Nagurski-Woodson Defensive Player of the Year: Chase Kline
Think Chris Frey. OK, Frey didn’t win this Big Ten honor, but Chase Kline could, and his game resembles the former Spartans linebacker’s style in quite a few ways. Namely, Kline plays at 100 miles per hour, as Michigan State coach Mark Dantonio put it, and he never takes a play off. His motor will serve him well at the college level. He’s an impressive pass rusher who could play defensive end if he puts on weight. But he looks primed right now to be the “money” linebacker, who blitzes and wreaks havoc in the backfield whenever he can.
Outland Trophy: James Ohonba
Let’s not crown him until we see how his skills and strength translate. James Ohonba was a dominant force at Woodland (Stockbridge, Ga.) High, pancaking anyone in his path beneath his 366-pound frame. He played a lot of tackle in high school but could very well find his calling at guard at Michigan State. The hype train shouldn’t get rolling quite yet, but if he develops into the type of player Alabama, Clemson, Georgia and Ohio State saw when they offered, he could contend for the trophy honoring the nation’s top interior lineman. Just take a look at his 6-4 frame, size 18 shoes and uncommon athleticism and try to bet against him.

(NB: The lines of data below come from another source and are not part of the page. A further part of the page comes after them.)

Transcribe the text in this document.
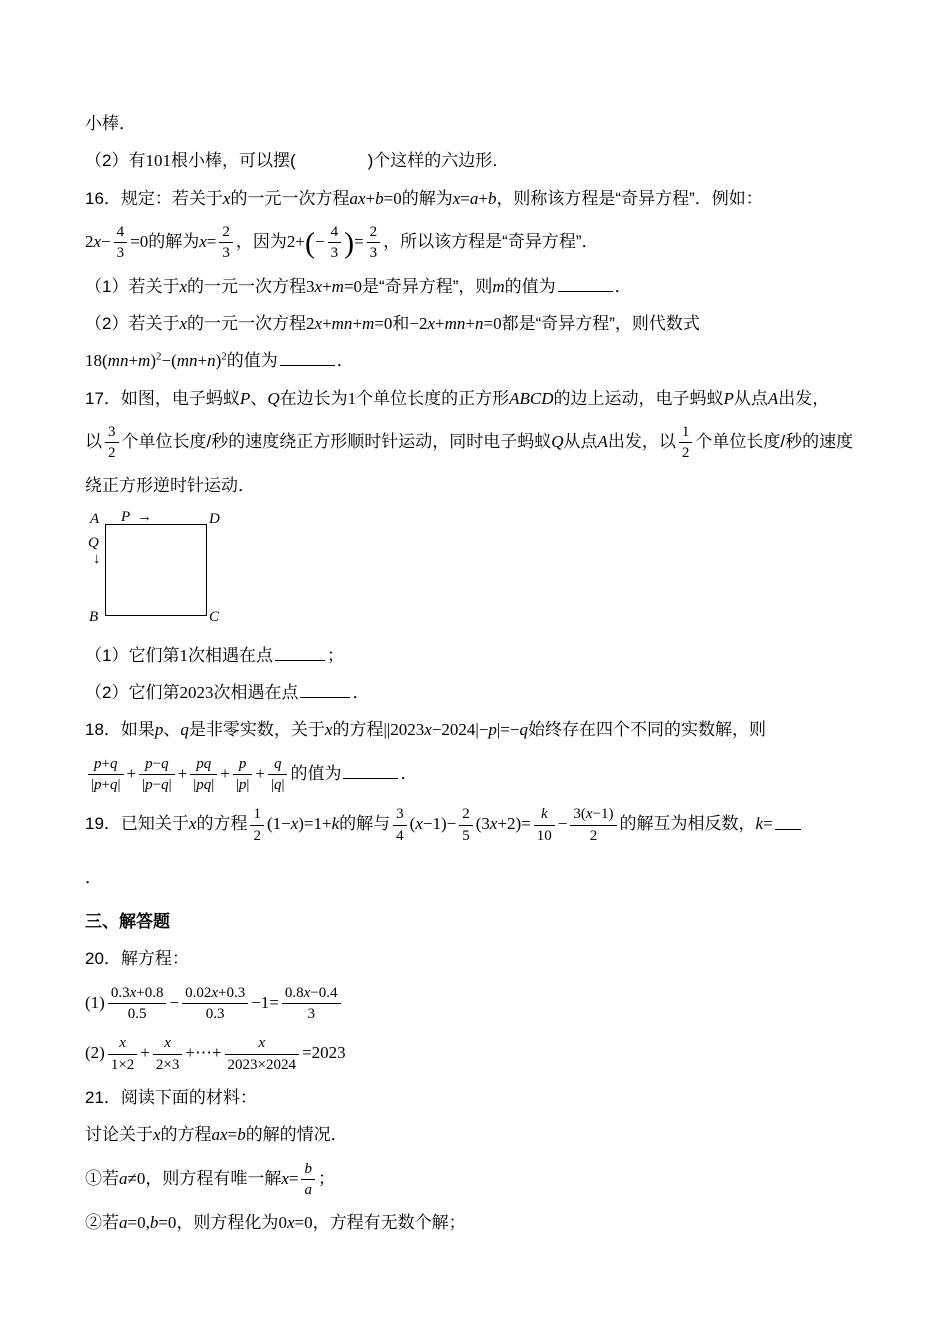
小棒．
（2）有101根小棒，可以摆(	)个这样的六边形．
16．规定：若关于x的一元一次方程ax+b=0的解为x=a+b，则称该方程是“奇异方程”．例如：
$2x- \frac{4}{3} =0$的解为$x= \frac{2}{3}$ ，因为$2+(- \frac{4}{3}$ )= $\frac{2}{3}$ ，所以该方程是“奇异方程”．
（1）若关于x的一元一次方程3x+m=0是“奇异方程”，则m的值为	．
（2）若关于x的一元一次方程2x+mn+m=0和−2x+mn+n=0都是“奇异方程”，则代数式
$18(mn+m)^2-(mn+n)^2$的值为	．
17．如图，电子蚂蚁P、Q在边长为1个单位长度的正方形ABCD的边上运动，电子蚂蚁P从点A出发，
以 $\frac{3}{2}$ 个单位长度/秒的速度绕正方形顺时针运动，同时电子蚂蚁Q从点A出发，以 $\frac{1}{2}$ 个单位长度/秒的速度
绕正方形逆时针运动．
A	D
B	C
P →
Q
↓
（1）它们第1次相遇在点	；
（2）它们第2023次相遇在点	．
18．如果p、q是非零实数，关于x的方程||2023x−2024|−p|=−q始终存在四个不同的实数解，则
$\frac{p+q}{|p+q|} + \frac{p-q}{|p-q|} + \frac{pq}{|pq|} + \frac{p}{|p|} + \frac{q}{|q|}$ 的值为	．
19．已知关于x的方程 $\frac{1}{2} (1-x)=1+k$的解与 $\frac{3}{4} (x-1)- \frac{2}{5} (3x+2)= \frac{k}{10} - \frac{3(x-1)}{2}$ 的解互为相反数，k=
．
三、解答题
20．解方程：
$(1) \frac{0.3x+0.8}{0.5} - \frac{0.02x+0.3}{0.3} -1= \frac{0.8x-0.4}{3}$
$(2) \frac{x}{1\times 2} + \frac{x}{2\times 3}$ +⋯+ $\frac{x}{2023\times 2024} =2023$
21．阅读下面的材料：
讨论关于x的方程ax=b的解的情况．
①若a≠0，则方程有唯一解$x= \frac{b}{a}$ ；
②若a=0,b=0，则方程化为0x=0，方程有无数个解；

Rodgers-Dwight Return Specialist of the Year: Jalen Nailor
With the bulk of its work done in the early signing period in December, Michigan State signed a single scholarship player on National Signing Day: Jalen Nailor. The 5-11 receiver doesn’t have the size of other Michigan State WR target Tommy Bush ― Bush signed with Georgia ― but he has speed to burn. Whether on offense, defense or special teams, he makes an impact. The Spartans coaches told him he will have a chance to contribute in the return game. He’ll be going up against some talented competition there, but there’s a reason his nickname is “Speedy.” When Nailor is in the open field, he’s lethal. This Big Ten award has existed for three years and hasn’t yet been won by a Michigan State player, but he could be the first.

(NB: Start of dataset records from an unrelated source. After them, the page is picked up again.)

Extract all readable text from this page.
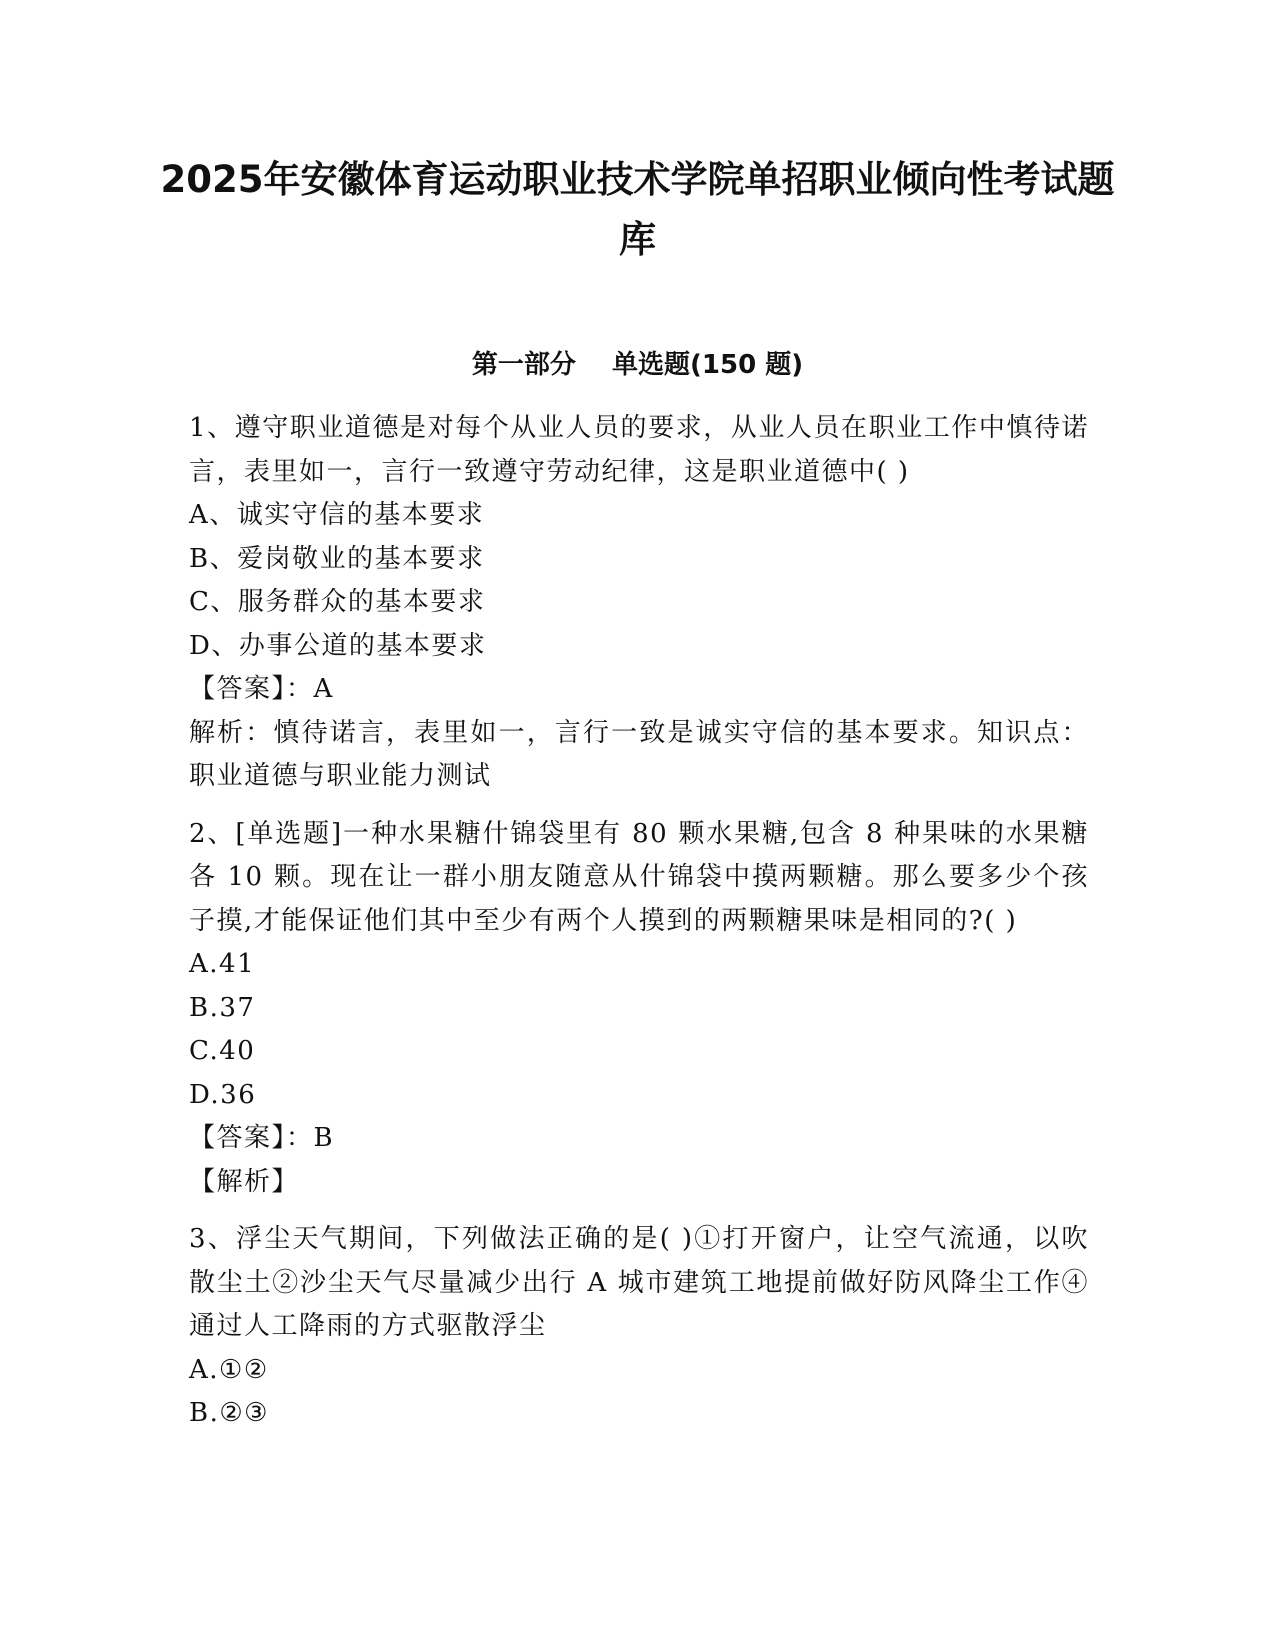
2025年安徽体育运动职业技术学院单招职业倾向性考试题库
第一部分    单选题(150 题)

1、遵守职业道德是对每个从业人员的要求，从业人员在职业工作中慎待诺言，表里如一，言行一致遵守劳动纪律，这是职业道德中( )

A、诚实守信的基本要求

B、爱岗敬业的基本要求

C、服务群众的基本要求

D、办事公道的基本要求

【答案】：A

解析：慎待诺言，表里如一，言行一致是诚实守信的基本要求。知识点：职业道德与职业能力测试

2、[单选题]一种水果糖什锦袋里有 80 颗水果糖,包含 8 种果味的水果糖各 10 颗。现在让一群小朋友随意从什锦袋中摸两颗糖。那么要多少个孩子摸,才能保证他们其中至少有两个人摸到的两颗糖果味是相同的?( )

A.41

B.37

C.40

D.36

【答案】：B

【解析】

3、浮尘天气期间，下列做法正确的是( )①打开窗户，让空气流通，以吹散尘土②沙尘天气尽量减少出行 A 城市建筑工地提前做好防风降尘工作④通过人工降雨的方式驱散浮尘

A.①②

B.②③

William V. Campbell Trophy: Ja’Vez Alexander
If you don’t recognize the name of this national award, it’s often referred to as the Academic Heisman. And if you don’t recognize Ja’Vez Alexander’s name, he was an under-the-radar addition during the early signing period. A dual-threat quarterback from Sandusky (Ohio) who impressed Michigan State with his receiver skills at camp, he could earn himself some good playing time once he’s learned the position. And it’s tough to bet against a cerebral person like him. He enrolled early not just to learn the playbook, but also so that he can get ahead on engineering classes.
The last Big Ten winner of this award was Penn State’s John Urschel, who left the NFL in 2017 to pursue a Ph.D. at MIT. In a few years, Alexander could be next.